Despite the general craziness of the world we live in, it’s always seemed that there are some givens.
A universal given is that you treat your customers with respect, politeness and helpfulness. They’re your customers. They’re paying you for your products, services and expertise. In fact simply put, they’re paying your salary! They deserve the best treatment you can muster.
If you can go above and beyond your value proposition and deliver even greater value, so much the better. Add to their expertise. Make them smarter. Help them help their customers. Help them get better. In our case, we’re committed to making the world a safer place. We promise to help you achieve better safety results and gain operational efficiencies.
That’s why I was shocked, amazed in the true sense of the word, to read the Federal affidavit against Pilot Flying J. As you most likely know, their headquarters were raided last week by the FBI and the IRS in connection with a possible scam to defraud their customers through an adulterated rebate program. The charge is that certain customers were intentionally denied full rebates for fuel. Allegedly, this was done to increase the profitability of Pilot Flying J and to raise the sales commissions for certain high-ranking sales people. Words like “fraud” and “conspiracy” and “secretly recorded conversations” are being used.
The charges and content from the affidavit are the following: …that millions of dollars of rebates were reduced for certain customers and transcripts released in the indictment show the sales staff treated their “customers” like rubes….that they used profane language and made fun of their customers behind their backs…that they picked on customers who they believed were unsophisticated and least likely to uncover the truth.
If true, this is a monumental disgrace. How do we characterize the mean spirit of the conversations mentioned in the affidavit? Tawdry is too kind.
Remarkably, after the raid (in which the Feds took computers and files), the company’s first reaction was that the rebates in question were for “a very insignificant number of small trucking companies.” Really? Some of the customers qualify as insignificant?
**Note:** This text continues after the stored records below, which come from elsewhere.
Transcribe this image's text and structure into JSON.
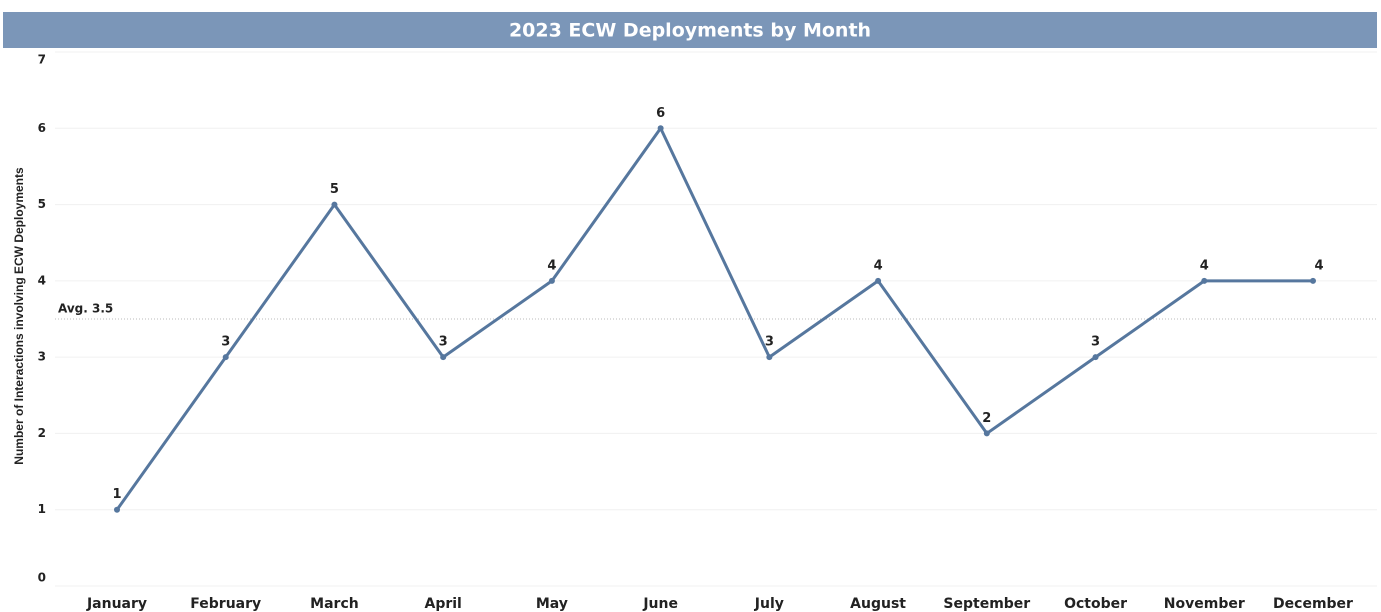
{
  "chart_data": {
    "type": "line",
    "title": "2023 ECW Deployments by Month",
    "y_label": "Number of Interactions involving ECW Deployments",
    "categories": [
      "January",
      "February",
      "March",
      "April",
      "May",
      "June",
      "July",
      "August",
      "September",
      "October",
      "November",
      "December"
    ],
    "values": [
      1,
      3,
      5,
      3,
      4,
      6,
      3,
      4,
      2,
      3,
      4,
      4
    ],
    "color": "#56779e",
    "ylim": [
      0,
      7
    ],
    "yticks": [
      0,
      1,
      2,
      3,
      4,
      5,
      6,
      7
    ],
    "grid": true,
    "reference_line": {
      "value": 3.5,
      "label": "Avg. 3.5"
    }
  }
}
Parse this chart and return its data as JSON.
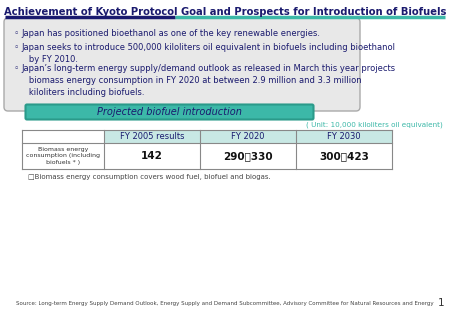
{
  "title": "Achievement of Kyoto Protocol Goal and Prospects for Introduction of Biofuels",
  "title_color": "#1a1a6e",
  "background_color": "#ffffff",
  "bullet_box_color": "#e8e8e8",
  "bullet_box_border": "#aaaaaa",
  "bullet_text_color": "#1a1a6e",
  "bullet_symbol": "◦",
  "bullet1": "Japan has positioned bioethanol as one of the key renewable energies.",
  "bullet2": "Japan seeks to introduce 500,000 kiloliters oil equivalent in biofuels including bioethanol\n   by FY 2010.",
  "bullet3": "Japan’s long-term energy supply/demand outlook as released in March this year projects\n   biomass energy consumption in FY 2020 at between 2.9 million and 3.3 million\n   kiloliters including biofuels.",
  "banner_text": "Projected biofuel introduction",
  "banner_bg": "#3cb8a8",
  "banner_border": "#2a9a8a",
  "banner_text_color": "#1a1a6e",
  "unit_text": "( Unit: 10,000 kiloliters oil equivalent)",
  "unit_color": "#3cb8a8",
  "table_headers": [
    "",
    "FY 2005 results",
    "FY 2020",
    "FY 2030"
  ],
  "table_row_label": "Biomass energy\nconsumption (including\nbiofuels * )",
  "table_values": [
    "142",
    "290～330",
    "300～423"
  ],
  "table_header_color": "#c8e8e4",
  "table_border_color": "#888888",
  "footnote": "□Biomass energy consumption covers wood fuel, biofuel and biogas.",
  "source": "Source: Long-term Energy Supply Demand Outlook, Energy Supply and Demand Subcommittee, Advisory Committee for Natural Resources and Energy",
  "page_num": "1",
  "header_line_color1": "#1a1a6e",
  "header_line_color2": "#3cb8a8"
}
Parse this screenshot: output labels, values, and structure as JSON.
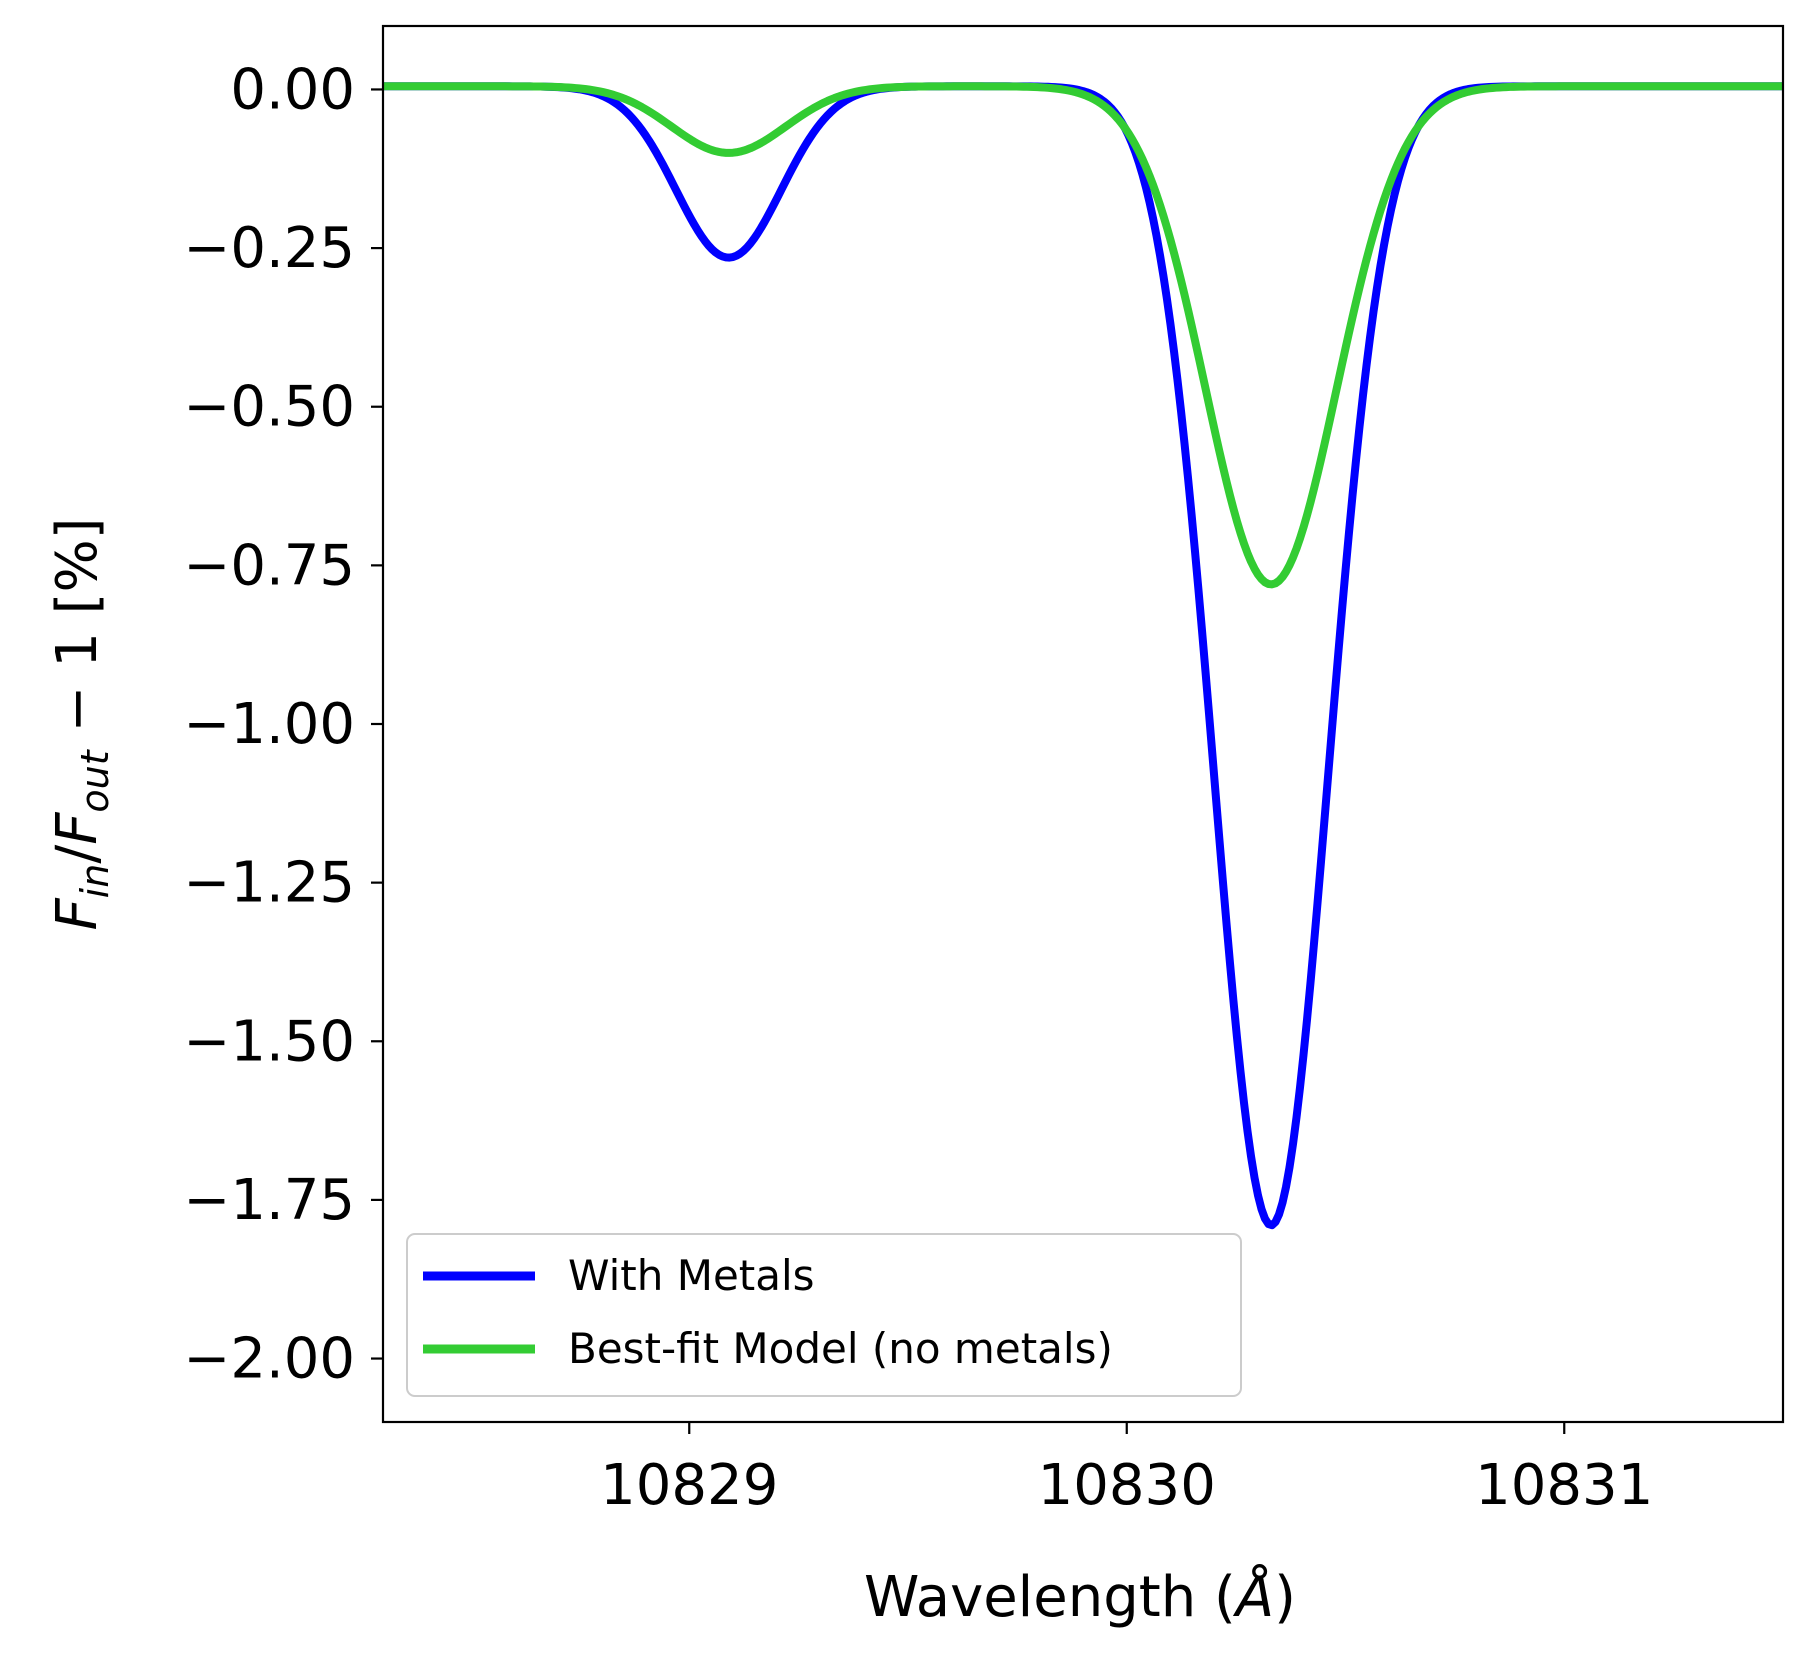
{
  "chart_data": {
    "type": "line",
    "title": "",
    "xlabel": "Wavelength ($\\AA$)",
    "xlabel_parts": {
      "prefix": "Wavelength (",
      "unit": "Å",
      "suffix": ")"
    },
    "ylabel": "$F_{in}/F_{out} - 1$ [%]",
    "ylabel_parts": {
      "f1": "F",
      "sub1": "in",
      "slash": "/",
      "f2": "F",
      "sub2": "out",
      "tail": " − 1 [%]"
    },
    "xlim": [
      10828.3,
      10831.5
    ],
    "ylim": [
      -2.1,
      0.1
    ],
    "xticks": [
      10829,
      10830,
      10831
    ],
    "xtick_labels": [
      "10829",
      "10830",
      "10831"
    ],
    "yticks": [
      0.0,
      -0.25,
      -0.5,
      -0.75,
      -1.0,
      -1.25,
      -1.5,
      -1.75,
      -2.0
    ],
    "ytick_labels": [
      "0.00",
      "−0.25",
      "−0.50",
      "−0.75",
      "−1.00",
      "−1.25",
      "−1.50",
      "−1.75",
      "−2.00"
    ],
    "grid": false,
    "legend_position": "lower-left",
    "series": [
      {
        "name": "With Metals",
        "color": "#0000ff",
        "baseline": 0.005,
        "lines": [
          {
            "center": 10829.09,
            "depth": 0.27,
            "sigma": 0.12
          },
          {
            "center": 10830.33,
            "depth": 1.795,
            "sigma": 0.13
          }
        ]
      },
      {
        "name": "Best-fit Model (no metals)",
        "color": "#33cc33",
        "baseline": 0.005,
        "lines": [
          {
            "center": 10829.09,
            "depth": 0.105,
            "sigma": 0.13
          },
          {
            "center": 10830.33,
            "depth": 0.785,
            "sigma": 0.15
          }
        ]
      }
    ]
  }
}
Now, Pilot Flying J is being sued in a class-action lawsuit and several staffers have been put on “administrative leave”. Events continue to unfold but it seems to me that a fundamental given has been grievously violated. Someone forgot why the business exists and that, plain and simple, is to provide value to the customers. Now, the company has entered into damage control mode. That may mitigate some of the harm done. Who knows? But it may be time for Pilot Flying J to pay for their violation of customer trust.